So I suppose I should mention why this blog has been started. I touched on it in my first post, but in a more dramatic and deep way that is a tad over the top. I want to provide advice, tips, discussion points, and help for those in the world with my experiences. I hope others can do the same for me. It is easy to find beauty in the world; it is hard to look past the bad to acknowledge it.
I am a 20-year-old college student attending a prestigious university in the midwest. Why am I going to college? To learn shit and get a job. Why do I need a job? To financially provide for my future family. Why do I need a family? I want one and society demands it. I tend to harp on society a lot. The ironic thing? I am apart of society. And I am following right into its norms. I am the white woman attending a college spending an absurd amount of money to achieve good grades. Not to learn. I am not being testing on how much I learned. I am being tested on how well I can test. I do well enough. If you are curious. But as I get older, I find that grades are just a societal demand. What I retain and what I do with that information is more vital in my opinion.
I live with depression and anxiety. I had originally typed the word suffer, instead of live with but I decided to change that. I use to suffer. Now I live with. I began feeling depressed during freshman year of high school. As I look back on it, I think I wasn’t very happy as a middle schooler either but I didn’t really know what depression was. It is kinda nifty to be able to classify sadness in a disorder. Makes me feel better knowing others have it and it is recognized by society….

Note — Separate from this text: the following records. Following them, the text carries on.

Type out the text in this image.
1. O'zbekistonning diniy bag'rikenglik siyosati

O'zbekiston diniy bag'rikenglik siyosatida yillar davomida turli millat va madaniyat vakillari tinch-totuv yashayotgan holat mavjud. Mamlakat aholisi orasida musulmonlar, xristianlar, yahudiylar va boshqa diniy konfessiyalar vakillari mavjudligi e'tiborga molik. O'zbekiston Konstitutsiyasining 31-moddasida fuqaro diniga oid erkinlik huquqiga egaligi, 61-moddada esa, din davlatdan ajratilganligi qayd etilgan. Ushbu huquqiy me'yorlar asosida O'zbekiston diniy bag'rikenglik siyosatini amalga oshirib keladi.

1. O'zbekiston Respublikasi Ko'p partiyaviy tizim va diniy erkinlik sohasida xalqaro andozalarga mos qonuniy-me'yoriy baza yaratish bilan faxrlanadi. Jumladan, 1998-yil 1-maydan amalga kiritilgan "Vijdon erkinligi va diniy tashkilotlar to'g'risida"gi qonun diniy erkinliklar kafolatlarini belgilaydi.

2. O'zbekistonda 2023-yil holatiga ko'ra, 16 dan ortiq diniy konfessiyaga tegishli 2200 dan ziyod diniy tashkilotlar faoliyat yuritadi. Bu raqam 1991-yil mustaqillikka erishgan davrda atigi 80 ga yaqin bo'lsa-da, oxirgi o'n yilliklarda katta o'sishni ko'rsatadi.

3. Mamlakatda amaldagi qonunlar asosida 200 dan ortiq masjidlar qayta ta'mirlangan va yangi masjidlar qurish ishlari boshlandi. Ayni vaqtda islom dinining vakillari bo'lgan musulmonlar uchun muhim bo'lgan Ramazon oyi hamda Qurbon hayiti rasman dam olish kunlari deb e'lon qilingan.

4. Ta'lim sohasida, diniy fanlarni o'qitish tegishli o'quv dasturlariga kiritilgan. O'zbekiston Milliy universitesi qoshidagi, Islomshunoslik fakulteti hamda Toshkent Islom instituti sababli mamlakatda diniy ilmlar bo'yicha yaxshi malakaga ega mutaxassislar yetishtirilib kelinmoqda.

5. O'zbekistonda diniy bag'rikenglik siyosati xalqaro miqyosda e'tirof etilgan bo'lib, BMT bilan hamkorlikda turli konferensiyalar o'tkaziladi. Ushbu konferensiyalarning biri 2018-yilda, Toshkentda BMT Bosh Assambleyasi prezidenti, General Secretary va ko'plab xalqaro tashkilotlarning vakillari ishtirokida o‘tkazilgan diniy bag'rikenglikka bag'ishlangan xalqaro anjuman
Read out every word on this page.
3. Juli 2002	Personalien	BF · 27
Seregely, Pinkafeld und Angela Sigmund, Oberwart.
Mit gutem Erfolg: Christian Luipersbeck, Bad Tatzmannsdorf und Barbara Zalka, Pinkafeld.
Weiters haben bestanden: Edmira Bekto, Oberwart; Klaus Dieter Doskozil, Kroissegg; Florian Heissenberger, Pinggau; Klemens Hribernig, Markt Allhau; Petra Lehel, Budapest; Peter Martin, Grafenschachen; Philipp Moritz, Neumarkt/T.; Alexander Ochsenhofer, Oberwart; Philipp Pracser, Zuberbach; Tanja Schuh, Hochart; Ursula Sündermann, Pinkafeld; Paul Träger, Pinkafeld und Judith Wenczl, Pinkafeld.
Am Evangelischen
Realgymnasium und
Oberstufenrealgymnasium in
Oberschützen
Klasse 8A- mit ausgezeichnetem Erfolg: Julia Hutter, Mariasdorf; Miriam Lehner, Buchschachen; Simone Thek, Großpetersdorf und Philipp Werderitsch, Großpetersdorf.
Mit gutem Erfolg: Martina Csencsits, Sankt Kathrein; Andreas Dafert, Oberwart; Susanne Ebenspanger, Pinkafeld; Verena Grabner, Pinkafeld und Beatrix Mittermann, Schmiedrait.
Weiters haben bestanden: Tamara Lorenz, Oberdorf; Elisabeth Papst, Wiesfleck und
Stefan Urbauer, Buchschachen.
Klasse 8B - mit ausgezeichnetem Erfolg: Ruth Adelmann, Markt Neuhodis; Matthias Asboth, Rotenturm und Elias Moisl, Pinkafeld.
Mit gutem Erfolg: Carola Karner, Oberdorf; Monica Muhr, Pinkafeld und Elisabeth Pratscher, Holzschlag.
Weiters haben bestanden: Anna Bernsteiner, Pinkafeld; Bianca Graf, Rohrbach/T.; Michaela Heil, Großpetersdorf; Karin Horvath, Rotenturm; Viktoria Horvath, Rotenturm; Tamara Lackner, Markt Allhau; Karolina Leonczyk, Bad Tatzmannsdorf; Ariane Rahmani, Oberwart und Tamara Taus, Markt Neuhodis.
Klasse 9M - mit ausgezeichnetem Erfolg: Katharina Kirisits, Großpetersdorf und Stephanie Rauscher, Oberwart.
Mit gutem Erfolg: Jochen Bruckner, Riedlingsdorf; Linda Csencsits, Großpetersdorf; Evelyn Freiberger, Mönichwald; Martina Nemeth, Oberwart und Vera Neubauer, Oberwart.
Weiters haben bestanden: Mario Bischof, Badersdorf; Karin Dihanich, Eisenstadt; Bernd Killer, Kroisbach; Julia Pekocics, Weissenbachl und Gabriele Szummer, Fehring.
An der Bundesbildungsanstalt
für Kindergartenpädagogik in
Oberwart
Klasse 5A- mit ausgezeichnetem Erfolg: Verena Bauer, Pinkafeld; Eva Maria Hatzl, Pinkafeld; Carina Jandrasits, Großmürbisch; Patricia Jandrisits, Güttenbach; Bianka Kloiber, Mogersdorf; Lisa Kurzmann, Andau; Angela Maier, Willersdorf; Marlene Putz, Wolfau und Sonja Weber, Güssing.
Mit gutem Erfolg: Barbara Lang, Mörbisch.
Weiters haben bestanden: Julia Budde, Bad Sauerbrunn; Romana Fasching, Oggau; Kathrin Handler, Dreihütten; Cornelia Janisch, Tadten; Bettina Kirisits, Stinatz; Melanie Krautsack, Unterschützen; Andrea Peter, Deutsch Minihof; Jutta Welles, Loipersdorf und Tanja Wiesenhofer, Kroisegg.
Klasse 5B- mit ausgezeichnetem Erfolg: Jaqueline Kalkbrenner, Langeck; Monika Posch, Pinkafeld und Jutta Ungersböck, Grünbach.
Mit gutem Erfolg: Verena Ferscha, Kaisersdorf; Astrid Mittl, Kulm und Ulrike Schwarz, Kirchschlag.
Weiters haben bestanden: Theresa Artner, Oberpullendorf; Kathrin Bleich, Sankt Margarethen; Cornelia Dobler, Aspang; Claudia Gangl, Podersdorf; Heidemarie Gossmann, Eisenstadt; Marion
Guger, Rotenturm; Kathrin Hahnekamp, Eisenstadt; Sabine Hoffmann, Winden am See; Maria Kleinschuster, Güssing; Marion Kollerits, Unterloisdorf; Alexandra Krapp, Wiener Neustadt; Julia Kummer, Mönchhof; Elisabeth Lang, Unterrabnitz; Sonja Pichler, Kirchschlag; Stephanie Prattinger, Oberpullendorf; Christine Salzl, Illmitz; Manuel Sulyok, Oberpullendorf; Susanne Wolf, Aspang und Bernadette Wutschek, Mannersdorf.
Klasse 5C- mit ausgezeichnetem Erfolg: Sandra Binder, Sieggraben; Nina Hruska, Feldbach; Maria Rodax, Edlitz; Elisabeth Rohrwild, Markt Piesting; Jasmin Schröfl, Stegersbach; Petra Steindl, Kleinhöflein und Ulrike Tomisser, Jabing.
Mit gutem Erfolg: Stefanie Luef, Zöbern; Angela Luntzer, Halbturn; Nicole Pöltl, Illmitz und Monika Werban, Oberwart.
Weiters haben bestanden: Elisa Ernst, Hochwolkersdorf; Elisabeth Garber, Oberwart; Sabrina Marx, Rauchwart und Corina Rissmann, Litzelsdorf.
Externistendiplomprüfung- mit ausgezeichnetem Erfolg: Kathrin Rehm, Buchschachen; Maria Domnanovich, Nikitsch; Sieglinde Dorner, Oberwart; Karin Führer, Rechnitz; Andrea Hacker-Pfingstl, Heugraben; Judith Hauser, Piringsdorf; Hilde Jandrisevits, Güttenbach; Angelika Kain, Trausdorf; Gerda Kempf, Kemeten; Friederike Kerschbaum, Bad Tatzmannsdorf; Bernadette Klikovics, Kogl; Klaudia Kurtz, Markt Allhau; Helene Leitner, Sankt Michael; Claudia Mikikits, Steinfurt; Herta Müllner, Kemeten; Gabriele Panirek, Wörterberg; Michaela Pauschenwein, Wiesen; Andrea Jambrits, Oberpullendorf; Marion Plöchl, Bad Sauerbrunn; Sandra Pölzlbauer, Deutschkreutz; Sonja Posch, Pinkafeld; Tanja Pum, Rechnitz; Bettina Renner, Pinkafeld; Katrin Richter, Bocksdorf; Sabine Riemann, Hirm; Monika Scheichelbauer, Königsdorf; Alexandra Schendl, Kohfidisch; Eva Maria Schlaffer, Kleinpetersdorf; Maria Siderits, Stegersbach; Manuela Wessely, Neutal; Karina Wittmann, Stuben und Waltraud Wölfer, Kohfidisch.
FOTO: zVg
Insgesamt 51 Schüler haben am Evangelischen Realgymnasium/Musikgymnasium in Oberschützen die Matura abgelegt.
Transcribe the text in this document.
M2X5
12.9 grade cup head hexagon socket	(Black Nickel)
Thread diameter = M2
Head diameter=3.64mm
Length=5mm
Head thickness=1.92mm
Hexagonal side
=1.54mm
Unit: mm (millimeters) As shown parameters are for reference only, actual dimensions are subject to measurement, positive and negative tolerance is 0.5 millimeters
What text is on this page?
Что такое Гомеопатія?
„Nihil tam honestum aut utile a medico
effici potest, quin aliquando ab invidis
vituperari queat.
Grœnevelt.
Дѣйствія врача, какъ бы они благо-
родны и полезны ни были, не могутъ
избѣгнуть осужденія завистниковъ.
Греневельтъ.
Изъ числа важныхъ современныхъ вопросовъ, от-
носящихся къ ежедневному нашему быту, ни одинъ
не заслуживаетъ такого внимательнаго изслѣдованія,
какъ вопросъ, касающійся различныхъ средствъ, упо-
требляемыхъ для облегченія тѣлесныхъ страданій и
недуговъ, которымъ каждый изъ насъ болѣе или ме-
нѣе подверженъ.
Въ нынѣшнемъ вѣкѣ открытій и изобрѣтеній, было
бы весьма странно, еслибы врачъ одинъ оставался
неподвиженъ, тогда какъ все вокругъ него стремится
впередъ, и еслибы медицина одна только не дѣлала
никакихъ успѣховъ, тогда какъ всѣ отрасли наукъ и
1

I am also very sarcastic. I realize that is hard to come across through a blog but obviously I am assuming whatever you read you will understand. So if I tend to contradict myself, that could be why.
I am planning to use this blog to post pictures, papers, funny things, sad things, or just things in general. Honestly, this could sit in the the internet world and never be read by another living soul. That’s fine. As I said earlier, this isn’t for you. It is for me. I also don’t type and form sentences like a junior in college should. I write like I speak. With dramatic pauses and serious tone. My English major roommate would be so appalled. I am pretty sure blogs are also suppose to be used for constructive purposes. Like talking about politics, or the government shutdown. The war in Serbia or Kim Kardashian’s life. Only joking. I don’t keep up with the Kardashians. Ha! Get it? I actually wish I was more in tuned with what was going on in the world. To be able to acknowledge someone else’s suffering apart from my own. But honestly? That is really difficult. Especially when it isn’t currently affecting me. Of course that statement would have political fanatics up in roars because I think the government shut down isn’t affecting me. When my student loans stop coming in and I can’t attend my college anymore, then yes. I will be affected. Until then, society still demands good grades and good preparation for graduate school.
“When you look at your reflection, is that all you want it to be?” This is from RIght Where it Belongs by Nine Inch Nails. Every time I hear this song I think of my mornings. When I look in the mirror and decide who I am going to be that day. Today? Today I am a tired student who is looking forward to a night of McDonals, Netflix, and my Macbook. Simple pleasures in life to keep me going.
Maybe that should be my first advice for those of us LIVING with depression or anxiety. (I say these together because in most, not all, cases people have both, like me). Find the simple pleasures in life. They are different for everyone. I like to sleep. I like chocolate. I like coffee. I like to shower and sit on my bathroom floor wrapped in a towel and write blogs on the internet. To each their own. FInd something that makes you smile today and remember that. Because sometimes, when there is nothing to smile about, a cup of coffee will keep me content. And sometimes that just has to be good enough.